For more complex recordings of acoustic and electronic music and audio drama, it’s necessary to use more than two tracks.   Mixing refers to the combining and balancing of many tracks, with the ability to process each track with a  huge range of effects.   Software which allows for multitrack recording and mixing, along with the equipment to run it,  is referred to as a ‘Digital Audio Workstation’ or DAW.  There is a wide range of DAW’s for sighted users to choose from, but only a few are partly accessible with screen-readers.

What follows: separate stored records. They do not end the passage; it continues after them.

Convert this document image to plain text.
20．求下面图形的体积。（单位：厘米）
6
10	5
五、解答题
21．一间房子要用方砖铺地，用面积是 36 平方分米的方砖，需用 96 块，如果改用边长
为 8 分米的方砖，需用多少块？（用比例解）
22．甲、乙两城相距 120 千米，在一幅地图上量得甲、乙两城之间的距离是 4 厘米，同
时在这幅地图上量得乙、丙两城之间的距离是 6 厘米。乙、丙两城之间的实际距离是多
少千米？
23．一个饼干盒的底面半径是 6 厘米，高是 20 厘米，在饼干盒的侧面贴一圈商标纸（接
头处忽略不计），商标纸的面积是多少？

By far the most popular among blind users is Reaper, which works on both PC and Mac.   Thanks to work by a dedicated community of developers and trainers, the OSARA add-on has made it remarkably accessible, and you can find resources, training materials, and details of the Email and WhatsApp groups here:

Pro Tools

Another popular and accessible DAW is Pro Tools for Mac, which is widely used in mainstream music studios.  Again thanks to dedicated campaigning and development by the community, there is an accessibility add-on called FloTools here:

There is also an excellent set of tutorials here:

Logic Pro

Logic Pro, from Apple, and only for Mac,  is best known for its music creation abilities, with a wide range of built-in software instruments.   It is generally agreed to be pretty accessible, and you can find resources here:


GarageBand is Logic’s baby brother and can be a good starting point for experimenting with music creation.  It can be used with VoiceOver, the Apple screenreader, on both Mac and iPhone/iPad.


One other Windows DAW which is used by blind people is Samplitude.  More here:

Plugins for DAWs

Whichever DAW you use, you will come across plug-ins.  A plug-in is a secondary piece of software that runs inside your DAW.  It could be an effect or a software instrument from a different company.   Some plug-ins are accessible, and others not.  Guidance on which plug-ins are most accessible, and approaches for accessing others, are issues which we will include, again as the community grows.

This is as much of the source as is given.